Francesco De Cicco e Pasquale Sconosciuto, attuali assessori al Comune di Cosenza, hanno annunciato la partecipazione del loro movimento “Calabria Libera – Futuro Insieme” alle prossime elezioni amministrative di Rende. La lista che presentano si chiamerà “Rende Libera”.

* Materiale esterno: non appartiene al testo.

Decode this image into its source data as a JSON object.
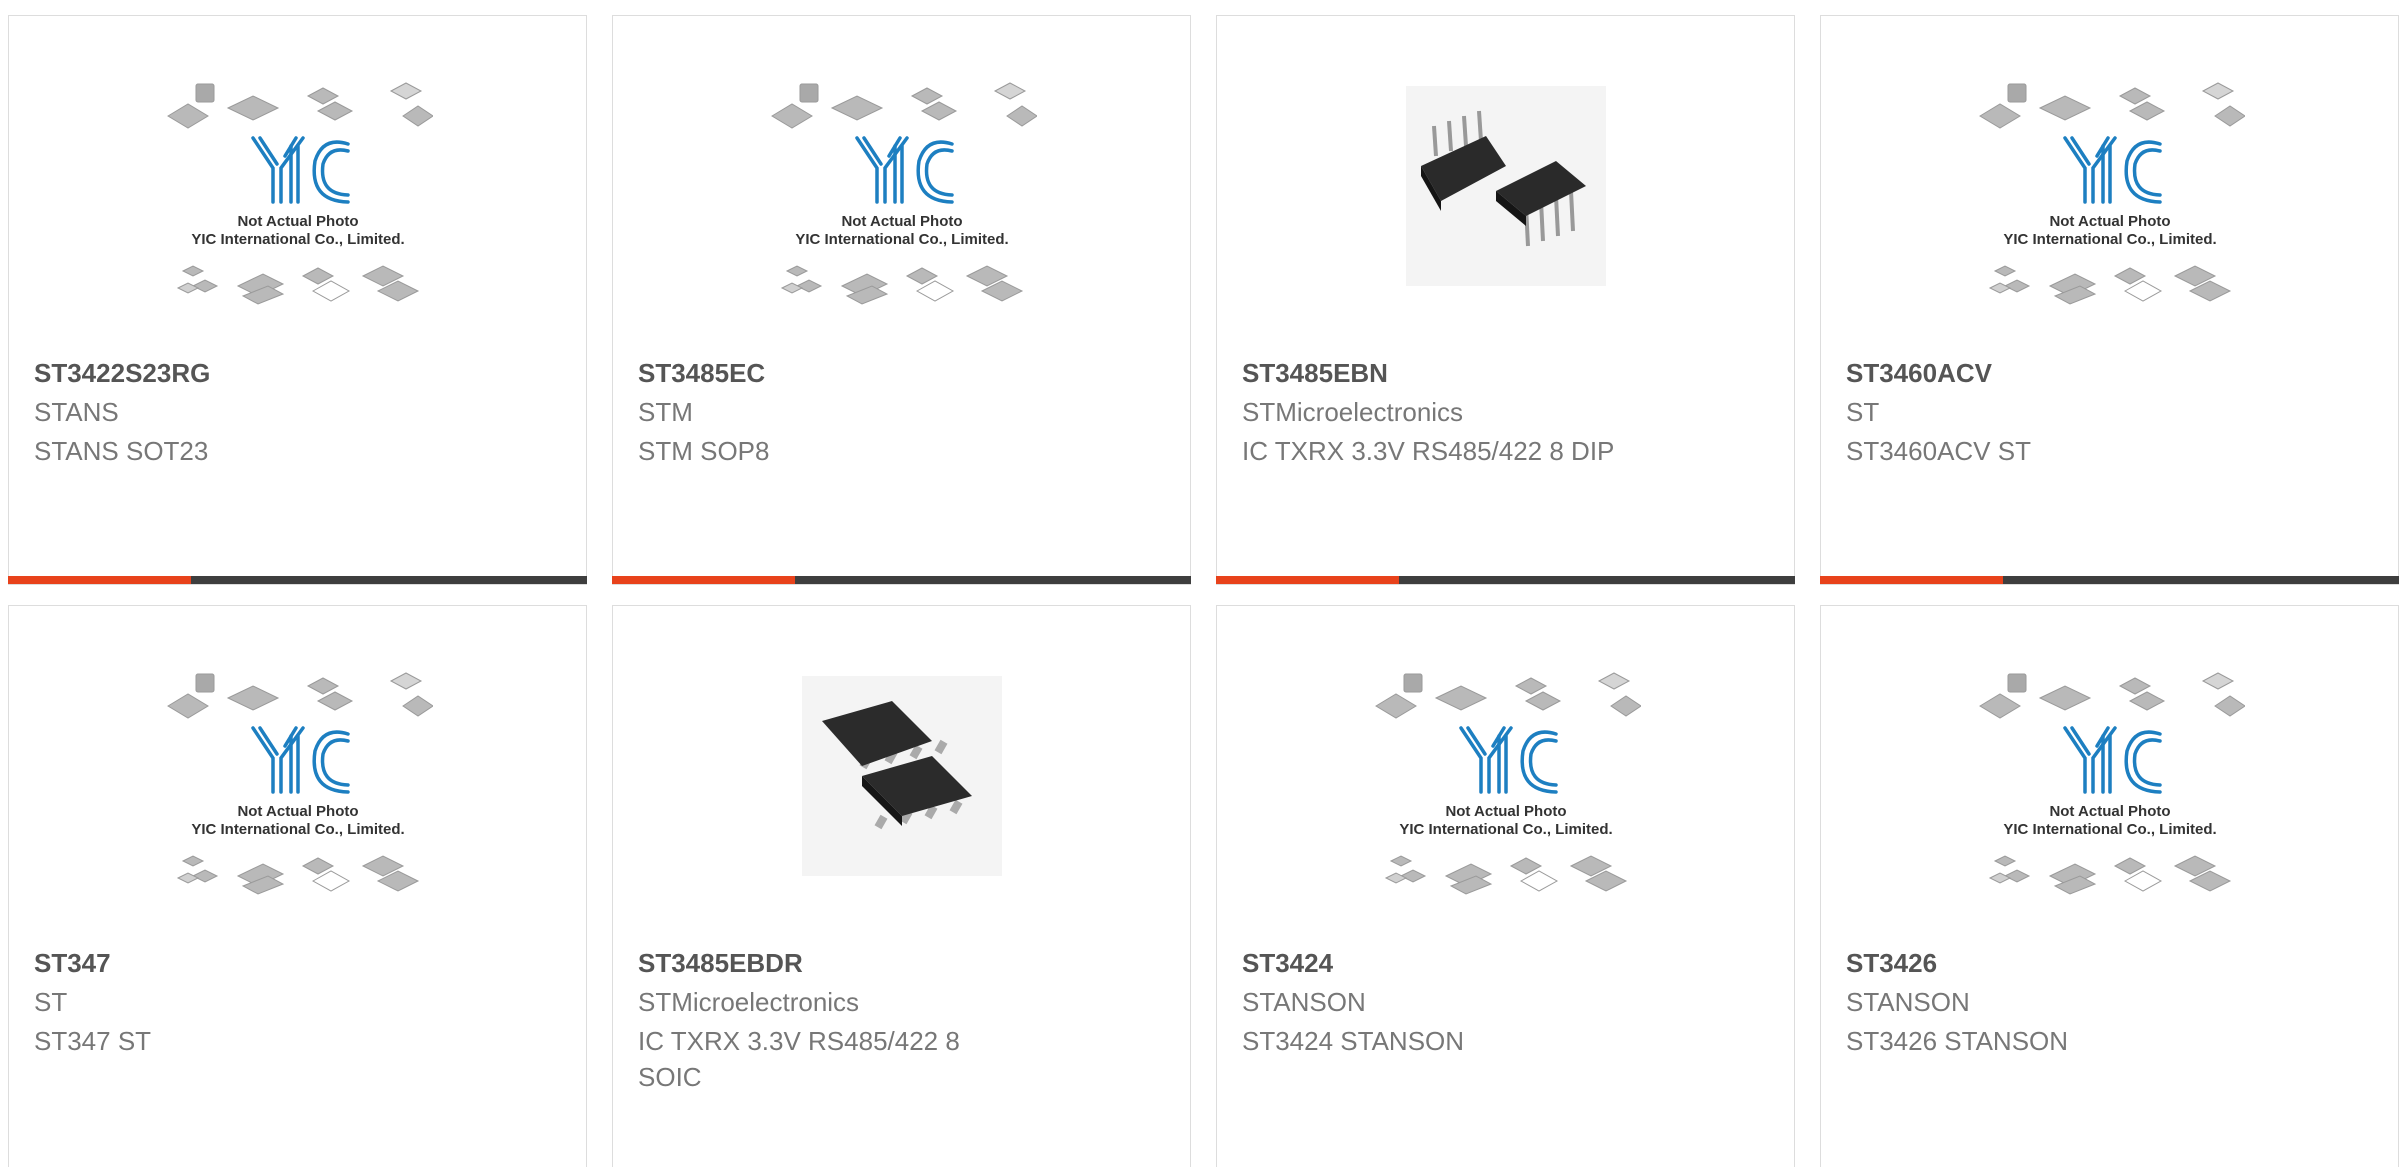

Voglio premettere che non voto per l’amico Francesco De Cicco o per chi lo rappresenta, ma rispetto anche Pasquale Sconosciuto. La loro dedizione al lavoro che stanno svolgendo a Cosenza è evidente a tutti. Da “Socialista”, la libertà è un valore fondamentale della Democrazia e, quando leggo commenti inappropriati su certe persone, trovo difficile non intervenire.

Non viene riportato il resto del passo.